JW Marriott San Antonio Hill Country Resort & Spa and Driftwood-based Desert Door Texas Sotol have partnered to serve a signature cocktail exclusive to the resort using Desert Door Texas Sotol’s Pollinator spirit.

A news release said the cocktail, Paloma Preserve, is now available on the menu across all of the North San Antonio resort’s restaurant and bar outlets: 18 Oaks, Cibolo Moon, Crooked Branch, High Velocity, Rivertop and Replenish.

According to the release, Desert Door Texas Sotol’s Pollinator is a sotol spirit made from the West Texas-grown evergreen sotol plant and is similar in profile to agave-based spirits, tequila and mezcal.

Pollinator was created with mesquite, persimmon and honeysuckle, which are native plants that are pollinated by Texas bee species, the release said.

The Paloma Preserve cocktail features the Pollinator Sotol, grapefruit juice, lime juice and simple syrup topped with soda, garnished with a lime wedge and served in signature blue porcelain tumblers.



The partnership between JW Marriott San Antonio Hill Country Resort and Spa and Desert Door Texas Sotol was established from the organizations’ common mission of the preservation of Texas bees, the release said.

According to Texas Master Gardeners within Texas A&M AgriLife Extension Services, development and pesticides have ravaged Texas bees, putting not only honey prices at stake, but the pollination of native Texas plants since bees play a key role in pollinating and the pollination of around $587 million of crops every year in Texas, the release said.

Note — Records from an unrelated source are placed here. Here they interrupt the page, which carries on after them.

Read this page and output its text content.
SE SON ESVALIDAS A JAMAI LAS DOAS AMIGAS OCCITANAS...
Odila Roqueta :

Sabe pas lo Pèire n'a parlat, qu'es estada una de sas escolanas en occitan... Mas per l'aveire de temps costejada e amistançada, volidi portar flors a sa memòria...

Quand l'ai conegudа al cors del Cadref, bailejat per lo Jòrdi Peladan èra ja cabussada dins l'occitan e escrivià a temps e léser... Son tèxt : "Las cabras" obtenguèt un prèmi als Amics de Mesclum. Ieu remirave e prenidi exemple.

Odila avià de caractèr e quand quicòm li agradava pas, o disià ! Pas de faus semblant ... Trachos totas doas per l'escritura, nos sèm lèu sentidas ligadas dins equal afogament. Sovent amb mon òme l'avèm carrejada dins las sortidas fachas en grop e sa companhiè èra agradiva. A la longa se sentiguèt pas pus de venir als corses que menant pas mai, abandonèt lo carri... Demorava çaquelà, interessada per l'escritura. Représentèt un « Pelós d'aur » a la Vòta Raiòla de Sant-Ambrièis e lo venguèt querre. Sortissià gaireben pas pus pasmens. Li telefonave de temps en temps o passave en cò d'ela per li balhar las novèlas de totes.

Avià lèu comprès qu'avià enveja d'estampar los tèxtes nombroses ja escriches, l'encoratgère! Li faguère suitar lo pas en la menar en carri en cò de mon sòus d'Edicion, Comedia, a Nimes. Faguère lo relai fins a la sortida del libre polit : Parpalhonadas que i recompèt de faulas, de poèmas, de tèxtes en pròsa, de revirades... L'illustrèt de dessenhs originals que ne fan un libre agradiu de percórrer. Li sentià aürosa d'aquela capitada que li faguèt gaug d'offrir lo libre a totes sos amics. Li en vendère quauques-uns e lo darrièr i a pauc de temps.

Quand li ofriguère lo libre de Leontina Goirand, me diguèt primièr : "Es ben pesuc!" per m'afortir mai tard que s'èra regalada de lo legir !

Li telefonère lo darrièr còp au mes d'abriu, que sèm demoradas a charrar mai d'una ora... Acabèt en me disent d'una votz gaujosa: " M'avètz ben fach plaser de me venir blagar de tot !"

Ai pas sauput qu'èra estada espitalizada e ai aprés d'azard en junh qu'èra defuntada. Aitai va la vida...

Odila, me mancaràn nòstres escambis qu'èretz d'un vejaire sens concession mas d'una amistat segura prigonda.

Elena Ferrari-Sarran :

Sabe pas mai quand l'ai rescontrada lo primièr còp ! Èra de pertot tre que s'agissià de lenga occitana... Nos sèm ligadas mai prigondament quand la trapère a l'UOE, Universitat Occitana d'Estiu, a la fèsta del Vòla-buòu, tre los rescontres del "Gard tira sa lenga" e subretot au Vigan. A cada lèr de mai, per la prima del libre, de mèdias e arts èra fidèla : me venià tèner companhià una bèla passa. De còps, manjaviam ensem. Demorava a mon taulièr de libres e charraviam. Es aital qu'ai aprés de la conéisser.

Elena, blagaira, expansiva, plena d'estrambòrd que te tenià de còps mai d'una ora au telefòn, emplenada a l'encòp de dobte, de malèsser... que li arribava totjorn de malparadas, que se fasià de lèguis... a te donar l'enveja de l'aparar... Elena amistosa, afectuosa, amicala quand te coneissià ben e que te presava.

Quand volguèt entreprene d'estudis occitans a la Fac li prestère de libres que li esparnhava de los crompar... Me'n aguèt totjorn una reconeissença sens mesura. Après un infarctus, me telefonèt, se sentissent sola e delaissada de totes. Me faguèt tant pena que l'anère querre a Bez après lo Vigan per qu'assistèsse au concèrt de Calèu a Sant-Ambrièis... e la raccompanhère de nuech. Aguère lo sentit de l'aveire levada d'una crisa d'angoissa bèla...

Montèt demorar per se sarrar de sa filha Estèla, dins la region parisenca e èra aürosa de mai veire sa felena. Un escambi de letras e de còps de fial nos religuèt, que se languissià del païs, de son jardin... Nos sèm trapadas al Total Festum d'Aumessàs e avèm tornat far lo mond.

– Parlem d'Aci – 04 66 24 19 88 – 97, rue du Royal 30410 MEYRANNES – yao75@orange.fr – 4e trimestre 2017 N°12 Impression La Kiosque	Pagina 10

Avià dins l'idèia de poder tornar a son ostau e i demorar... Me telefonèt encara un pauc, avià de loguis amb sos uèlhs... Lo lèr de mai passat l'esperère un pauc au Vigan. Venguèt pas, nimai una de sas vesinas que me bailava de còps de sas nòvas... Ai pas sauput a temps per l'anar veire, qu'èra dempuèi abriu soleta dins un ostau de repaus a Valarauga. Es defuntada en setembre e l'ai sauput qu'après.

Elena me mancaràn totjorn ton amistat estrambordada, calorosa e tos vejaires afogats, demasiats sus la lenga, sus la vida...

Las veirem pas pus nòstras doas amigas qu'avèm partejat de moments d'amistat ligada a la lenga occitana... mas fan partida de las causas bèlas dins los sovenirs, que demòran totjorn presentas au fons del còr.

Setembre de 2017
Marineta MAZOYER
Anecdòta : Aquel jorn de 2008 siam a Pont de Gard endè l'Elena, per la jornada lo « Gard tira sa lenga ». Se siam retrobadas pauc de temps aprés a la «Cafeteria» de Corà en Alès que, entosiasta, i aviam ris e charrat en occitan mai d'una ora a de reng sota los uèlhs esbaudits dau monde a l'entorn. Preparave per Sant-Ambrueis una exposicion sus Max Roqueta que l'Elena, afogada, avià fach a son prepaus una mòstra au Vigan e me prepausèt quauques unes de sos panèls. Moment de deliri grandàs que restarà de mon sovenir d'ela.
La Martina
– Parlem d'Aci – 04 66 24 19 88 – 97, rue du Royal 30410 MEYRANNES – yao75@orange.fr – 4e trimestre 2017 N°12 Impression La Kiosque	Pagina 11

Desert Door’s nonprofit foundation Wild Spirit Wild Places is dedicated restoring and preserving wild lands across Texas and the United States through research, education and conservation practices, and it spearheaded the planting of pollinator gardens across Central Texas as part of the release of Pollinator.

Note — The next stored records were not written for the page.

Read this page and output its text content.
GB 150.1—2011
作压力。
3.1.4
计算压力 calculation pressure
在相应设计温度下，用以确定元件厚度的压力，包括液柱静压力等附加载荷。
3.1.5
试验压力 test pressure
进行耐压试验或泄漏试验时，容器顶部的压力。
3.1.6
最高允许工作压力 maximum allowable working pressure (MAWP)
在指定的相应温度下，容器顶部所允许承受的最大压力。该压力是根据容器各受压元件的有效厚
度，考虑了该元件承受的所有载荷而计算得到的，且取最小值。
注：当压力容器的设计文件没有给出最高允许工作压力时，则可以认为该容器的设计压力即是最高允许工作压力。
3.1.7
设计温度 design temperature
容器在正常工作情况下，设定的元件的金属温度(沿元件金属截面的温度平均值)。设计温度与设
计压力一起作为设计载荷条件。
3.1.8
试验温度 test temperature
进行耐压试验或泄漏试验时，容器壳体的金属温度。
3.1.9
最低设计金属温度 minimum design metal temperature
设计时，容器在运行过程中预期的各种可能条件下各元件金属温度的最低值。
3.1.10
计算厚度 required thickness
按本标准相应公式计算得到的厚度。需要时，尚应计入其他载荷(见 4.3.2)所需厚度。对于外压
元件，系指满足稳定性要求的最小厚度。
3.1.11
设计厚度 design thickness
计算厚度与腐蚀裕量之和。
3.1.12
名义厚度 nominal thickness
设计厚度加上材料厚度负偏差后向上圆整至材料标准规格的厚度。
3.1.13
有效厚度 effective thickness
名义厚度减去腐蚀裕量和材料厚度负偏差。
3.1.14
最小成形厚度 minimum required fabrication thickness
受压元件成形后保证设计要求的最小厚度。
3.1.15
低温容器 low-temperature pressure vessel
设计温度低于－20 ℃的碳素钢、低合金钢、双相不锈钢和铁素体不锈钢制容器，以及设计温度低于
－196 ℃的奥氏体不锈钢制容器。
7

Desert Door regularly releases limited editions of its Texas Sotol with a portion of its proceeds directly funding the foundation’s future land conservation projects. Pollinator is the third spirit variation in the resort’s Conservation Series of drinks, and it highlights bees as being crucial to ecological stability.


According to WSWP, bees are experiencing a decline that threatens global food production. In Texas, 40% of the honeybee population is being lost every year. Reasons for the decline vary from pesticides, drought, habitat destruction and disease, the release said.

Resort food and beverage director Adam Tyler said Desert Door’s nonprofit foundation and third Conservation Series spirit directly align with the resort’s missions to protect bees in Texas and to establish local community partnerships.

“We are proud to have them as a partner and are confident our guests will enjoy the exclusive Paloma Preserve cocktail using Desert Door Texas Sotol’s new Pollinator spirit,” Tyler said in a statement.

The release said the resort’s food and beverage team and culinary gardener are responsible for providing regional bees with the home they need to thrive by maintaining beehives on the resort’s property and harvesting honey from them.


In 2022, honey harvested at the resort was used in the brewing process of a new beer, Hill Country Honey Blonde, in partnership with Shavano Park-area Freetail Brewing Co., a company that actively builds awareness for wildlife conservation through the development of their products, the release said.